Other tools include the Nurse Rosie system, which provides state-of-the-art equipment for gathering vital signs such as pulse oximetry, blood pressure, temperature, and blood glucose levels. The system interfaces with CareTracker to eliminate human error in the recording and transcription of vital signs.
Kelly praises the CCRC’s staff for devising new ways to make technology more than just software and hardware, but part of the resident’s experience and part of the staff’s care plan. The move to keep abreast of the latest tools for pleasing residents and their families is a strategy to maintain quality care and attract business even in the rough economy.
Jobs, Jobs, Jobs
Over the years, Kelly has built up a strong business that had a 20 percent vacancy rate when he took over. Now, the facilities have added and saved jobs with an attention to detail and made staff more capable with the use of technology.
With the high occupancy rate near 100 percent, Village On The Isle is a job beacon for the Venice community. “We have very high staff retention, and that is good because long-term employees are your best assets. This translates to consistent quality care, no lawsuits, and few worker comp issues,” Kelly says.

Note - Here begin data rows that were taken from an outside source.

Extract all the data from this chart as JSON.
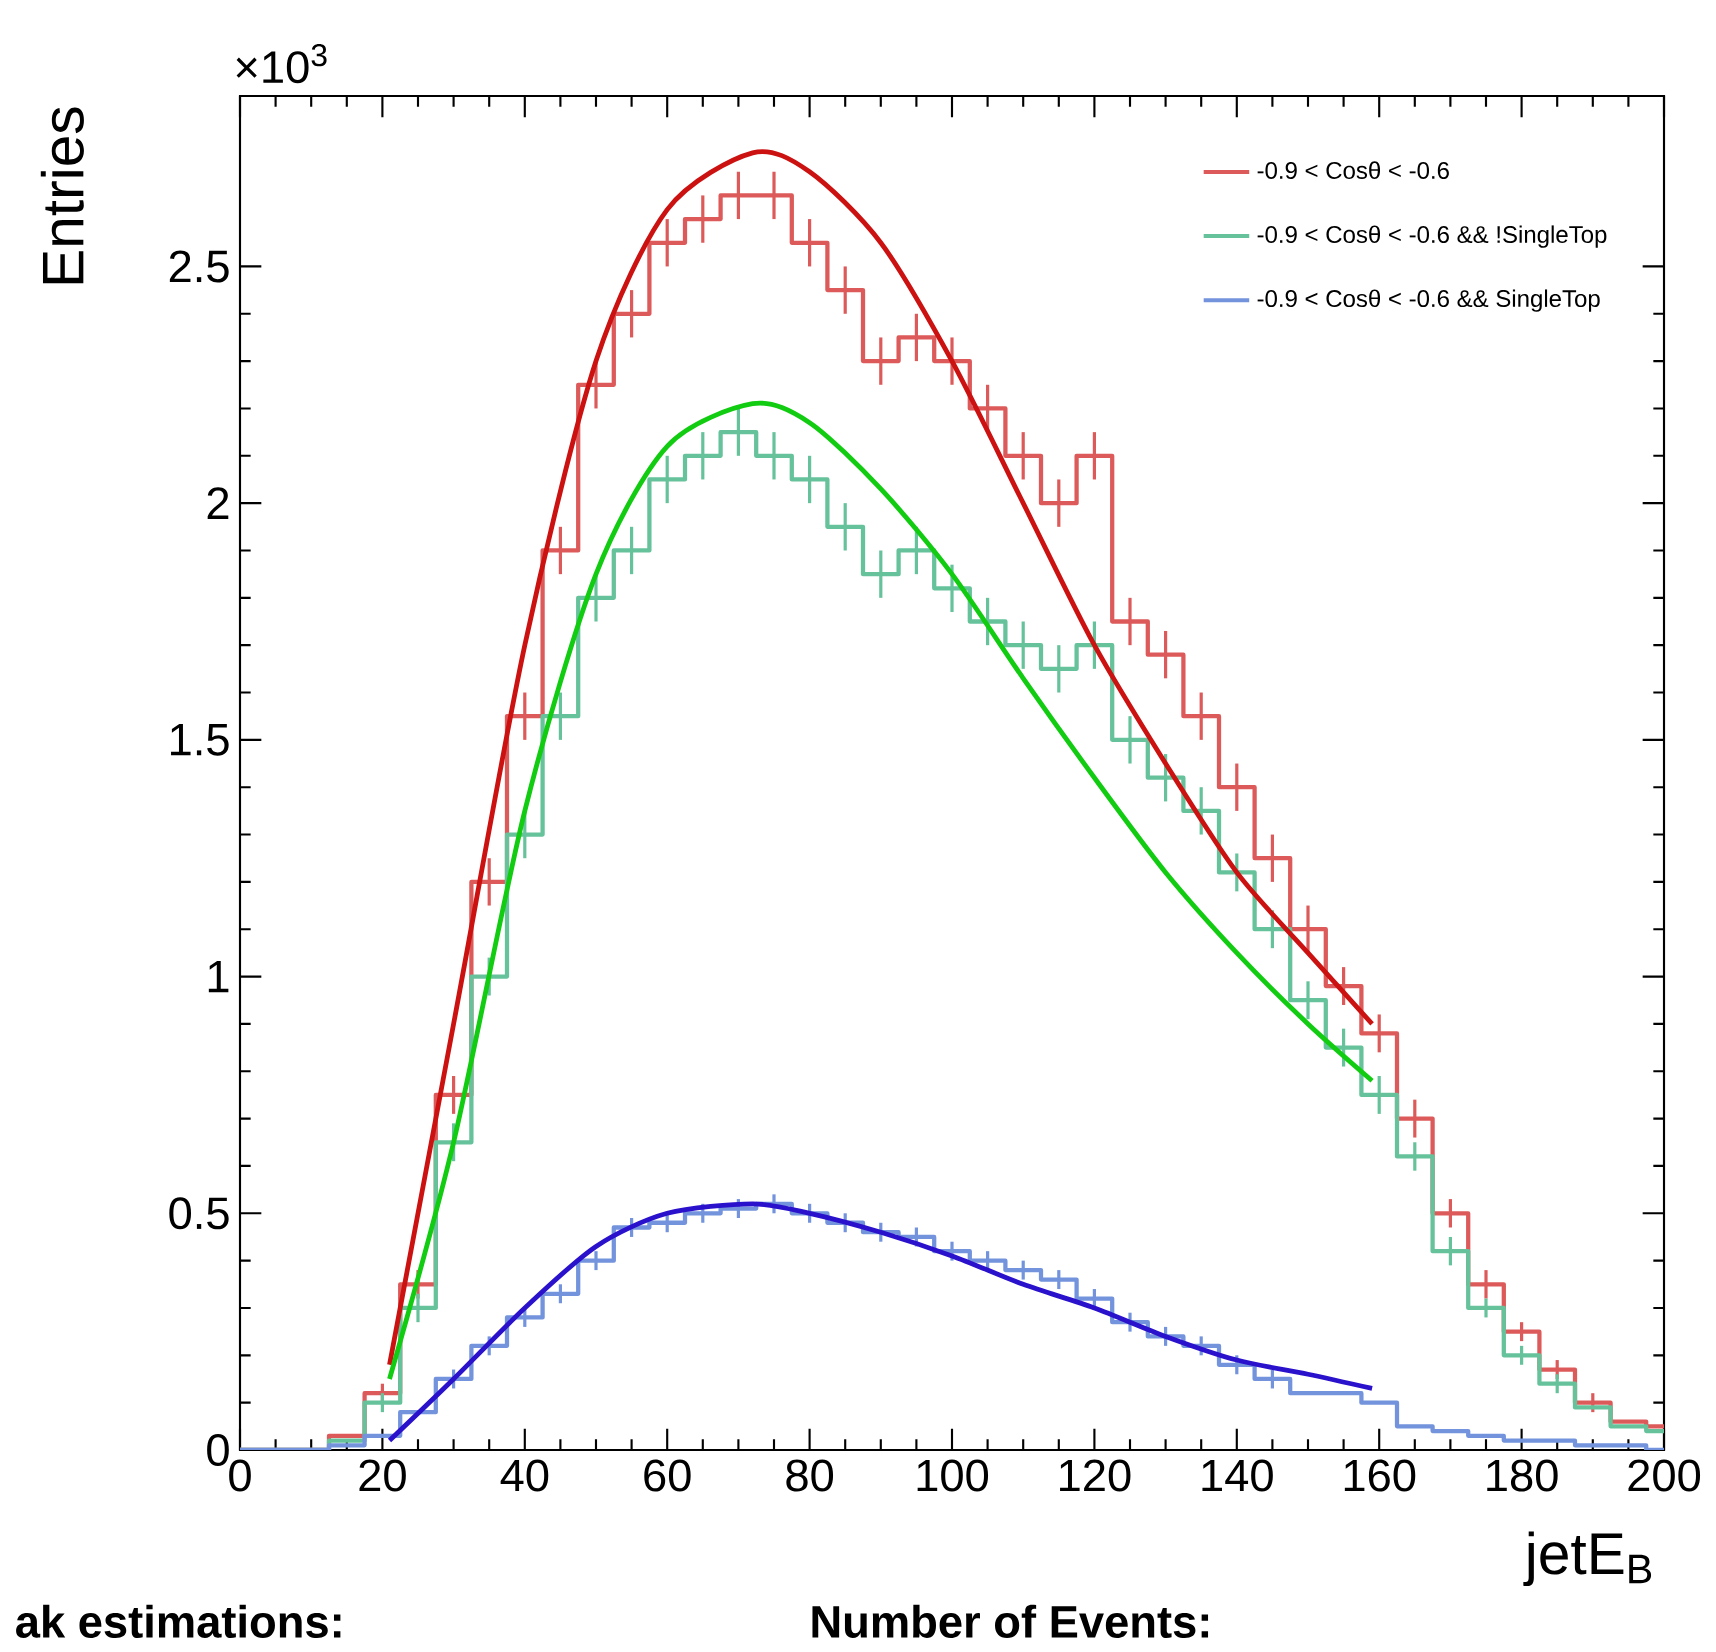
{
  "chart_data": {
    "type": "step",
    "xlabel": "jetE$_{B}$",
    "ylabel": "Entries",
    "annotations": [
      "×10$^{3}$",
      "ak estimations:",
      "Number of Events:"
    ],
    "xlim": [
      0,
      200
    ],
    "xticks": [
      0,
      20,
      40,
      60,
      80,
      100,
      120,
      140,
      160,
      180,
      200
    ],
    "ylim": [
      0,
      2.86
    ],
    "yticks": [
      0,
      0.5,
      1,
      1.5,
      2,
      2.5
    ],
    "legend": "top right",
    "grid": false,
    "x": [
      0,
      5,
      10,
      15,
      20,
      25,
      30,
      35,
      40,
      45,
      50,
      55,
      60,
      65,
      70,
      75,
      80,
      85,
      90,
      95,
      100,
      105,
      110,
      115,
      120,
      125,
      130,
      135,
      140,
      145,
      150,
      155,
      160,
      165,
      170,
      175,
      180,
      185,
      190,
      195,
      200
    ],
    "series": [
      {
        "name": "-0.9 < Cosθ < -0.6",
        "color": "#dd5a5a",
        "values": [
          0,
          0,
          0,
          0.03,
          0.12,
          0.35,
          0.75,
          1.2,
          1.55,
          1.9,
          2.25,
          2.4,
          2.55,
          2.6,
          2.65,
          2.65,
          2.55,
          2.45,
          2.3,
          2.35,
          2.3,
          2.2,
          2.1,
          2.0,
          2.1,
          1.75,
          1.68,
          1.55,
          1.4,
          1.25,
          1.1,
          0.98,
          0.88,
          0.7,
          0.5,
          0.35,
          0.25,
          0.17,
          0.1,
          0.06,
          0.05
        ],
        "errors": [
          null,
          null,
          null,
          null,
          0.02,
          0.03,
          0.04,
          0.05,
          0.05,
          0.05,
          0.05,
          0.05,
          0.05,
          0.05,
          0.05,
          0.05,
          0.05,
          0.05,
          0.05,
          0.05,
          0.05,
          0.05,
          0.05,
          0.05,
          0.05,
          0.05,
          0.05,
          0.05,
          0.05,
          0.05,
          0.05,
          0.04,
          0.04,
          0.04,
          0.03,
          0.03,
          0.02,
          0.02,
          0.02,
          null,
          null
        ]
      },
      {
        "name": "-0.9 < Cosθ < -0.6 && !SingleTop",
        "color": "#66c29a",
        "values": [
          0,
          0,
          0,
          0.02,
          0.1,
          0.3,
          0.65,
          1.0,
          1.3,
          1.55,
          1.8,
          1.9,
          2.05,
          2.1,
          2.15,
          2.1,
          2.05,
          1.95,
          1.85,
          1.9,
          1.82,
          1.75,
          1.7,
          1.65,
          1.7,
          1.5,
          1.42,
          1.35,
          1.22,
          1.1,
          0.95,
          0.85,
          0.75,
          0.62,
          0.42,
          0.3,
          0.2,
          0.14,
          0.09,
          0.05,
          0.04
        ],
        "errors": [
          null,
          null,
          null,
          null,
          0.02,
          0.03,
          0.04,
          0.04,
          0.05,
          0.05,
          0.05,
          0.05,
          0.05,
          0.05,
          0.05,
          0.05,
          0.05,
          0.05,
          0.05,
          0.05,
          0.05,
          0.05,
          0.05,
          0.05,
          0.05,
          0.05,
          0.05,
          0.05,
          0.04,
          0.04,
          0.04,
          0.04,
          0.04,
          0.03,
          0.03,
          0.02,
          0.02,
          0.02,
          null,
          null,
          null
        ]
      },
      {
        "name": "-0.9 < Cosθ < -0.6 && SingleTop",
        "color": "#7393dd",
        "values": [
          0,
          0,
          0,
          0.01,
          0.03,
          0.08,
          0.15,
          0.22,
          0.28,
          0.33,
          0.4,
          0.47,
          0.48,
          0.5,
          0.51,
          0.52,
          0.5,
          0.48,
          0.46,
          0.45,
          0.42,
          0.4,
          0.38,
          0.36,
          0.32,
          0.27,
          0.24,
          0.22,
          0.18,
          0.15,
          0.12,
          0.12,
          0.1,
          0.05,
          0.04,
          0.03,
          0.02,
          0.02,
          0.01,
          0.01,
          0
        ],
        "errors": [
          null,
          null,
          null,
          null,
          null,
          null,
          0.02,
          0.02,
          0.02,
          0.02,
          0.02,
          0.02,
          0.02,
          0.02,
          0.02,
          0.02,
          0.02,
          0.02,
          0.02,
          0.02,
          0.02,
          0.02,
          0.02,
          0.02,
          0.02,
          0.02,
          0.02,
          0.02,
          0.02,
          0.02,
          null,
          null,
          null,
          null,
          null,
          null,
          null,
          null,
          null,
          null,
          null
        ]
      },
      {
        "type": "line",
        "color": "#cc1111",
        "x": [
          21,
          30,
          40,
          50,
          60,
          72,
          80,
          90,
          100,
          110,
          120,
          130,
          140,
          150,
          159
        ],
        "values": [
          0.18,
          0.9,
          1.7,
          2.3,
          2.62,
          2.74,
          2.7,
          2.55,
          2.3,
          2.0,
          1.7,
          1.45,
          1.22,
          1.05,
          0.9
        ]
      },
      {
        "type": "line",
        "color": "#11cc11",
        "x": [
          21,
          30,
          40,
          50,
          60,
          72,
          80,
          90,
          100,
          110,
          120,
          130,
          140,
          150,
          159
        ],
        "values": [
          0.15,
          0.65,
          1.35,
          1.85,
          2.12,
          2.21,
          2.17,
          2.03,
          1.85,
          1.63,
          1.42,
          1.22,
          1.05,
          0.9,
          0.78
        ]
      },
      {
        "type": "line",
        "color": "#2a11cc",
        "x": [
          21,
          30,
          40,
          50,
          60,
          72,
          80,
          90,
          100,
          110,
          120,
          130,
          140,
          150,
          159
        ],
        "values": [
          0.02,
          0.15,
          0.3,
          0.43,
          0.5,
          0.52,
          0.5,
          0.46,
          0.41,
          0.35,
          0.3,
          0.24,
          0.19,
          0.16,
          0.13
        ]
      }
    ]
  }
}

Kelly’s staff have 80 percent of their health insurance paid for, and there is a 20 percent employer match in a retirement plan with no vesting.
Village On The Isle also works with the local high school to attract young workers who often make the care community their first job.
“It’s $8.75 to start, and they can eat whatever they want,” Kelly says.
Some of the younger workers stay on for years to come, he says, noting his director of food services came out of the high school recruitment effort.
When the state Medicaid reimbursement reductions took effect July 1, 2011, and were followed in October by the federal cutbacks of more than 11 percent in Medicare payments, assessments had to take place on how to deal with the loss of funding, Kelly says.
“We expected the problem to occur, and we built operational budgets accordingly,” he says. This preparation resulted in no wage cuts or a job freeze for employees, even though the final Medicare percent rollback was on the high end of expectations coming in one fell swoop.
To combat the effect of the governmental reductions, Village On The Isle has sought to bolster its outpatient business, diversifying its services by providing potential clients with the latest low-gravity treadmill system for rehabilitation purposes.
By getting away in some respects from the unpredictable nature of Medicaid and Medicare reimbursement, the system of overall care across the CCRC can flourish, starting with the core mission of serving others, both the ones paying for care and the entire community surrounding the site.